Alaska Beat

Could climate change cost polar bears their white fur?

It's long been known that the brown bears found on islands in Southeast Alaska are more closely related to polar bears than other brown bears. Now scientists wonder if they're a harbinger of what's to come for polar bears in the warming high Arctic. Researcher Beth Shapiro of the University of California in Santa Cruz told the Canadian Press the bears on Admiralty, Baranof and Chichagof islands (known as the ABC bears) appear to be descended from a polar bear population that got cut off from other polar bears when ice retreated after the last ice age.

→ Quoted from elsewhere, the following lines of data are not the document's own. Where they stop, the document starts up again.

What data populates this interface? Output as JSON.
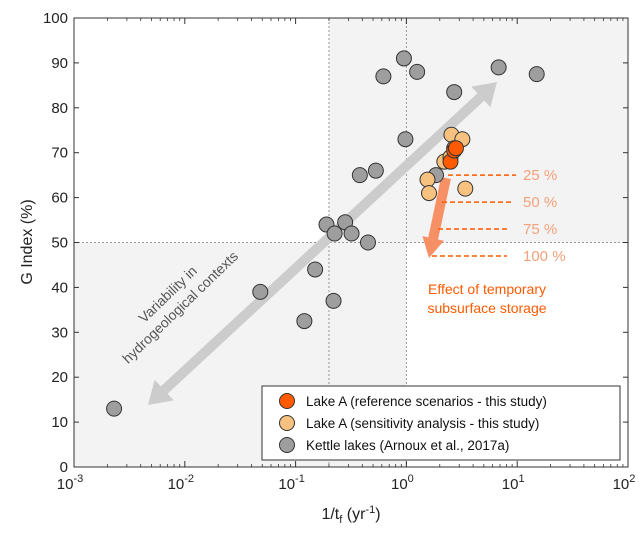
{
  "chart_data": {
    "type": "scatter",
    "xlabel": "1/t",
    "xlabel_sub": "f",
    "xlabel_unit_pre": " (yr",
    "xlabel_unit_sup": "-1",
    "xlabel_unit_post": ")",
    "ylabel": "G Index (%)",
    "xscale": "log",
    "xlim": [
      0.001,
      100
    ],
    "ylim": [
      0,
      100
    ],
    "xtick_base": "10",
    "xtick_exponents": [
      "-3",
      "-2",
      "-1",
      "0",
      "1",
      "2"
    ],
    "yticks": [
      "0",
      "10",
      "20",
      "30",
      "40",
      "50",
      "60",
      "70",
      "80",
      "90",
      "100"
    ],
    "grid": false,
    "reference_lines": {
      "x": 0.2,
      "x2": 1,
      "y": 50
    },
    "shaded_quadrants": "top-right and bottom-left",
    "legend_position": "bottom-right",
    "series": [
      {
        "name": "Kettle lakes (Arnoux et al., 2017a)",
        "color": "#9e9e9e",
        "points": [
          [
            0.0023,
            13
          ],
          [
            0.048,
            39
          ],
          [
            0.12,
            32.5
          ],
          [
            0.15,
            44
          ],
          [
            0.19,
            54
          ],
          [
            0.22,
            37
          ],
          [
            0.225,
            52
          ],
          [
            0.28,
            54.5
          ],
          [
            0.32,
            52
          ],
          [
            0.38,
            65
          ],
          [
            0.45,
            50
          ],
          [
            0.53,
            66
          ],
          [
            0.62,
            87
          ],
          [
            0.95,
            91
          ],
          [
            0.98,
            73
          ],
          [
            1.25,
            88
          ],
          [
            1.85,
            65
          ],
          [
            2.7,
            83.5
          ],
          [
            6.8,
            89
          ],
          [
            15,
            87.5
          ]
        ]
      },
      {
        "name": "Lake A (sensitivity analysis - this study)",
        "color": "#f7c17f",
        "points": [
          [
            1.55,
            64
          ],
          [
            1.6,
            61
          ],
          [
            2.2,
            68
          ],
          [
            2.5,
            69
          ],
          [
            2.55,
            74
          ],
          [
            2.7,
            71
          ],
          [
            3.2,
            73
          ],
          [
            3.4,
            62
          ]
        ]
      },
      {
        "name": "Lake A (reference scenarios - this study)",
        "color": "#ff5a00",
        "points": [
          [
            2.5,
            68
          ],
          [
            2.7,
            70.5
          ],
          [
            2.8,
            71
          ]
        ]
      }
    ],
    "annotations": {
      "variability_line1": "Variability in",
      "variability_line2": "hydrogeological contexts",
      "storage_line1": "Effect of temporary",
      "storage_line2": "subsurface storage",
      "storage_levels": [
        {
          "label": "25 %",
          "y": 65
        },
        {
          "label": "50 %",
          "y": 59
        },
        {
          "label": "75 %",
          "y": 53
        },
        {
          "label": "100 %",
          "y": 47
        }
      ]
    }
  }
}
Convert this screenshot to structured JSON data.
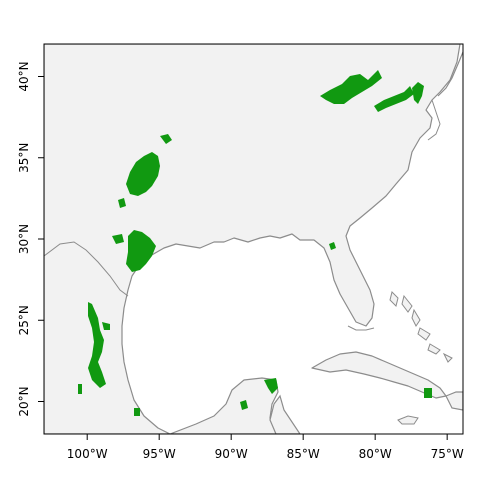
{
  "map": {
    "colors": {
      "land": "#f2f2f2",
      "sea": "#ffffff",
      "coast": "#8c8c8c",
      "presence": "#119911",
      "frame": "#000000"
    },
    "x_ticks": [
      {
        "value": -100,
        "label": "100°W"
      },
      {
        "value": -95,
        "label": "95°W"
      },
      {
        "value": -90,
        "label": "90°W"
      },
      {
        "value": -85,
        "label": "85°W"
      },
      {
        "value": -80,
        "label": "80°W"
      },
      {
        "value": -75,
        "label": "75°W"
      }
    ],
    "y_ticks": [
      {
        "value": 20,
        "label": "20°N"
      },
      {
        "value": 25,
        "label": "25°N"
      },
      {
        "value": 30,
        "label": "30°N"
      },
      {
        "value": 35,
        "label": "35°N"
      },
      {
        "value": 40,
        "label": "40°N"
      }
    ],
    "extent": {
      "lon_min": -103,
      "lon_max": -73.9,
      "lat_min": 18,
      "lat_max": 42
    }
  }
}
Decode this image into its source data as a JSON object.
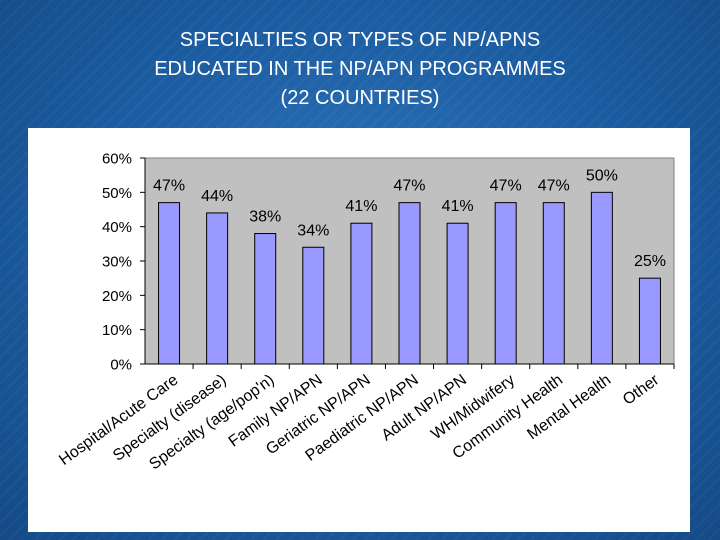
{
  "slide": {
    "title_lines": [
      "SPECIALTIES OR TYPES OF NP/APNS",
      "EDUCATED IN THE NP/APN PROGRAMMES",
      "(22 COUNTRIES)"
    ]
  },
  "colors": {
    "background": "#1f63a8",
    "plot_area": "#c0c0c0",
    "bar_fill": "#9999ff",
    "bar_stroke": "#000000"
  },
  "chart_data": {
    "type": "bar",
    "title": "",
    "xlabel": "",
    "ylabel": "",
    "ylim": [
      0,
      60
    ],
    "y_unit": "%",
    "yticks": [
      0,
      10,
      20,
      30,
      40,
      50,
      60
    ],
    "ytick_labels": [
      "0%",
      "10%",
      "20%",
      "30%",
      "40%",
      "50%",
      "60%"
    ],
    "grid": false,
    "legend": "none",
    "categories": [
      "Hospital/Acute Care",
      "Specialty (disease)",
      "Specialty (age/pop'n)",
      "Family NP/APN",
      "Geriatric NP/APN",
      "Paediatric NP/APN",
      "Adult NP/APN",
      "WH/Midwifery",
      "Community Health",
      "Mental Health",
      "Other"
    ],
    "values": [
      47,
      44,
      38,
      34,
      41,
      47,
      41,
      47,
      47,
      50,
      25
    ],
    "value_labels": [
      "47%",
      "44%",
      "38%",
      "34%",
      "41%",
      "47%",
      "41%",
      "47%",
      "47%",
      "50%",
      "25%"
    ]
  }
}
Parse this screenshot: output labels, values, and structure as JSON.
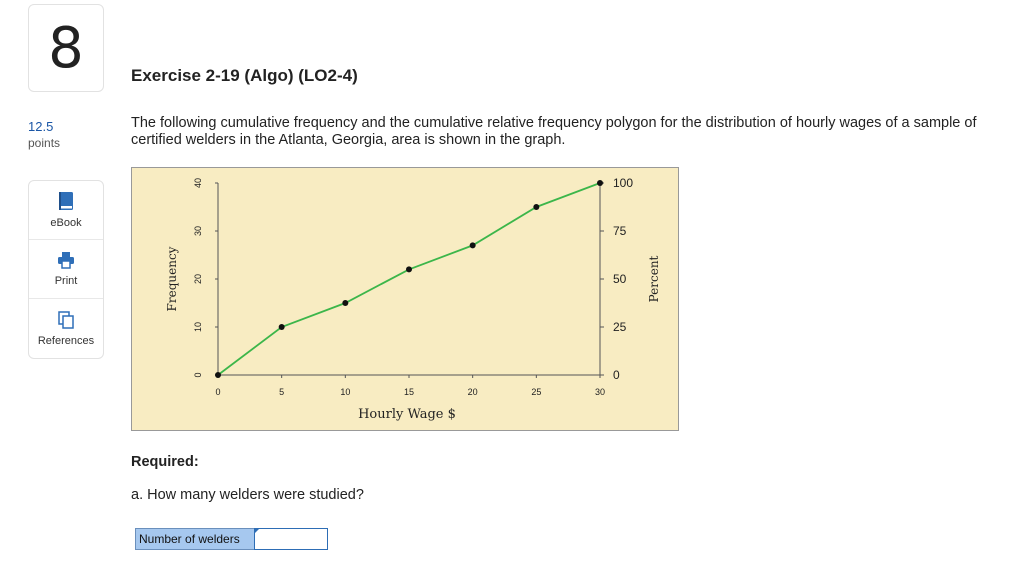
{
  "question": {
    "number": "8",
    "points_value": "12.5",
    "points_unit": "points",
    "title": "Exercise 2-19 (Algo) (LO2-4)",
    "prompt": "The following cumulative frequency and the cumulative relative frequency polygon for the distribution of hourly wages of a sample of certified welders in the Atlanta, Georgia, area is shown in the graph.",
    "required_label": "Required:",
    "part_a": "a. How many welders were studied?",
    "answer_label": "Number of welders",
    "answer_value": ""
  },
  "tools": [
    {
      "label": "eBook",
      "icon": "book-icon"
    },
    {
      "label": "Print",
      "icon": "printer-icon"
    },
    {
      "label": "References",
      "icon": "references-icon"
    }
  ],
  "chart_data": {
    "type": "line",
    "xlabel": "Hourly Wage $",
    "ylabel": "Frequency",
    "y2label": "Percent",
    "xlim": [
      0,
      30
    ],
    "ylim": [
      0,
      40
    ],
    "x_ticks": [
      "0",
      "5",
      "10",
      "15",
      "20",
      "25",
      "30"
    ],
    "y_ticks": [
      "0",
      "10",
      "20",
      "30",
      "40"
    ],
    "y2_ticks": [
      "0",
      "25",
      "50",
      "75",
      "100"
    ],
    "grid": false,
    "series": [
      {
        "points": [
          [
            0,
            0
          ],
          [
            5,
            10
          ],
          [
            10,
            15
          ],
          [
            15,
            22
          ],
          [
            20,
            27
          ],
          [
            25,
            35
          ],
          [
            30,
            40
          ]
        ]
      }
    ],
    "colors": {
      "line": "#3cb64a",
      "background": "#f8ecc2",
      "marker": "#111111"
    }
  }
}
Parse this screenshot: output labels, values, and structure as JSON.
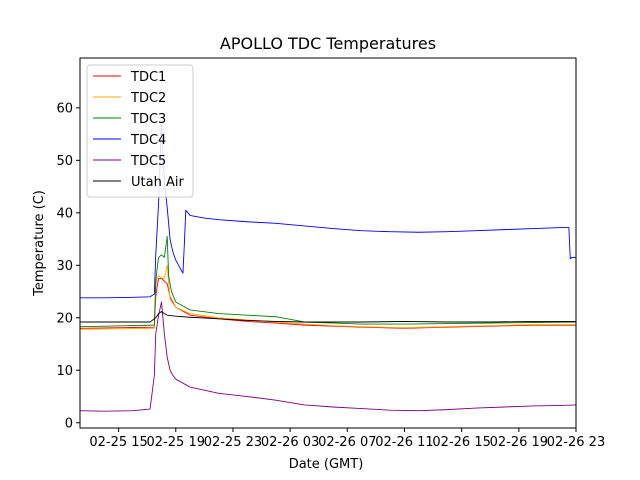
{
  "chart_data": {
    "type": "line",
    "title": "APOLLO TDC Temperatures",
    "xlabel": "Date (GMT)",
    "ylabel": "Temperature (C)",
    "x_unit": "hours since 02-25 00:00 GMT",
    "xlim": [
      12.3,
      47.0
    ],
    "ylim": [
      -1,
      69.5
    ],
    "x_ticks": [
      {
        "value": 15,
        "label": "02-25 15"
      },
      {
        "value": 19,
        "label": "02-25 19"
      },
      {
        "value": 23,
        "label": "02-25 23"
      },
      {
        "value": 27,
        "label": "02-26 03"
      },
      {
        "value": 31,
        "label": "02-26 07"
      },
      {
        "value": 35,
        "label": "02-26 11"
      },
      {
        "value": 39,
        "label": "02-26 15"
      },
      {
        "value": 43,
        "label": "02-26 19"
      },
      {
        "value": 47,
        "label": "02-26 23"
      }
    ],
    "y_ticks": [
      {
        "value": 0,
        "label": "0"
      },
      {
        "value": 10,
        "label": "10"
      },
      {
        "value": 20,
        "label": "20"
      },
      {
        "value": 30,
        "label": "30"
      },
      {
        "value": 40,
        "label": "40"
      },
      {
        "value": 50,
        "label": "50"
      },
      {
        "value": 60,
        "label": "60"
      }
    ],
    "grid": false,
    "legend_position": "top-left",
    "legend": [
      "TDC1",
      "TDC2",
      "TDC3",
      "TDC4",
      "TDC5",
      "Utah Air"
    ],
    "series": [
      {
        "name": "TDC1",
        "color": "#ff0000",
        "x": [
          12.3,
          17.5,
          17.6,
          17.7,
          17.8,
          18.0,
          18.2,
          18.4,
          18.6,
          19.0,
          20.0,
          22.0,
          24.0,
          26.0,
          28.0,
          30.0,
          32.0,
          35.0,
          38.0,
          41.0,
          44.0,
          47.0
        ],
        "y": [
          18.0,
          18.2,
          24.0,
          26.0,
          27.5,
          27.5,
          27.0,
          26.5,
          24.0,
          22.0,
          20.5,
          19.8,
          19.3,
          19.0,
          18.6,
          18.4,
          18.2,
          18.0,
          18.2,
          18.4,
          18.6,
          18.6
        ]
      },
      {
        "name": "TDC2",
        "color": "#ffa500",
        "x": [
          12.3,
          17.5,
          17.6,
          17.7,
          17.8,
          18.0,
          18.2,
          18.4,
          18.6,
          19.0,
          20.0,
          22.0,
          24.0,
          26.0,
          28.0,
          30.0,
          32.0,
          35.0,
          38.0,
          41.0,
          44.0,
          47.0
        ],
        "y": [
          17.8,
          18.0,
          26.0,
          27.5,
          28.0,
          27.6,
          27.5,
          30.0,
          23.5,
          22.0,
          20.8,
          20.0,
          19.6,
          19.2,
          18.8,
          18.5,
          18.3,
          18.1,
          18.3,
          18.5,
          18.7,
          18.7
        ]
      },
      {
        "name": "TDC3",
        "color": "#008000",
        "x": [
          12.3,
          17.5,
          17.6,
          17.7,
          17.8,
          18.0,
          18.2,
          18.4,
          18.5,
          18.7,
          19.0,
          20.0,
          22.0,
          24.0,
          26.0,
          28.0,
          30.0,
          32.0,
          35.0,
          38.0,
          41.0,
          44.0,
          47.0
        ],
        "y": [
          18.3,
          18.6,
          27.0,
          29.5,
          31.5,
          32.0,
          31.5,
          35.5,
          28.0,
          25.0,
          23.0,
          21.5,
          20.8,
          20.5,
          20.2,
          19.2,
          19.0,
          18.8,
          18.8,
          18.9,
          19.0,
          19.1,
          19.2
        ]
      },
      {
        "name": "TDC4",
        "color": "#0000ff",
        "x": [
          12.3,
          14.0,
          16.0,
          17.2,
          17.5,
          17.6,
          17.8,
          18.0,
          18.2,
          18.4,
          18.6,
          18.8,
          19.0,
          19.5,
          19.6,
          19.7,
          20.0,
          21.0,
          22.0,
          24.0,
          26.0,
          28.0,
          30.0,
          32.0,
          34.0,
          36.0,
          38.0,
          40.0,
          42.0,
          44.0,
          46.0,
          46.5,
          46.6,
          46.7,
          47.0
        ],
        "y": [
          23.8,
          23.8,
          23.9,
          24.0,
          24.5,
          32.0,
          42.0,
          57.0,
          46.0,
          41.0,
          35.0,
          32.5,
          31.0,
          28.5,
          34.0,
          40.5,
          39.5,
          39.0,
          38.7,
          38.3,
          38.0,
          37.5,
          37.0,
          36.6,
          36.4,
          36.3,
          36.4,
          36.6,
          36.8,
          37.0,
          37.2,
          37.2,
          31.2,
          31.5,
          31.5
        ]
      },
      {
        "name": "TDC5",
        "color": "#800080",
        "x": [
          12.3,
          14.0,
          16.0,
          17.2,
          17.5,
          17.6,
          17.8,
          18.0,
          18.2,
          18.4,
          18.6,
          18.8,
          19.0,
          20.0,
          22.0,
          24.0,
          26.0,
          28.0,
          30.0,
          32.0,
          34.0,
          36.0,
          38.0,
          40.0,
          42.0,
          44.0,
          46.0,
          47.0
        ],
        "y": [
          2.3,
          2.2,
          2.3,
          2.6,
          9.0,
          17.0,
          20.5,
          23.0,
          17.0,
          12.5,
          10.0,
          9.0,
          8.3,
          6.8,
          5.6,
          5.0,
          4.3,
          3.4,
          3.0,
          2.7,
          2.4,
          2.3,
          2.5,
          2.8,
          3.0,
          3.2,
          3.3,
          3.4
        ]
      },
      {
        "name": "Utah Air",
        "color": "#000000",
        "x": [
          12.3,
          14.0,
          16.0,
          17.2,
          17.6,
          17.8,
          18.0,
          18.2,
          18.4,
          19.0,
          20.0,
          22.0,
          24.0,
          26.0,
          28.0,
          30.0,
          32.0,
          35.0,
          38.0,
          41.0,
          44.0,
          47.0
        ],
        "y": [
          19.2,
          19.2,
          19.2,
          19.2,
          20.0,
          20.8,
          21.2,
          20.8,
          20.5,
          20.3,
          20.1,
          19.8,
          19.5,
          19.3,
          19.2,
          19.2,
          19.2,
          19.3,
          19.2,
          19.2,
          19.3,
          19.3
        ]
      }
    ]
  }
}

Shapiro and her team decided to look more closely at the ABC bruins. They employed sophisticated DNA analysis to look deeply into their past. What they found is that ABC bears are genetically close to polar bears because that's what they used to be.

Shapiro's paper suggests that the ABC bears are a remnant of an ancient population of polar bears that lived in the area during the last Ice Age. As that period ended and the ice slowly retreated, the ABC population got cut off from other polar bears.

"They couldn't mate with any more polar bears," Shapiro said.

"As the weather started to get warmer and warmer, brown bears — males, as it turns out — could swim across the channel that separated the ABC islands from the Alaskan mainland and colonize these islands. There they ran into this isolated, trapped population of polar bears and they started hybridizing with them."

Shapiro says recent discoveries of polar bear / brown bear hybrids in the Arctic could be the first step in a similar process of habitat change that over thousands of years could wipe out pure-white bears.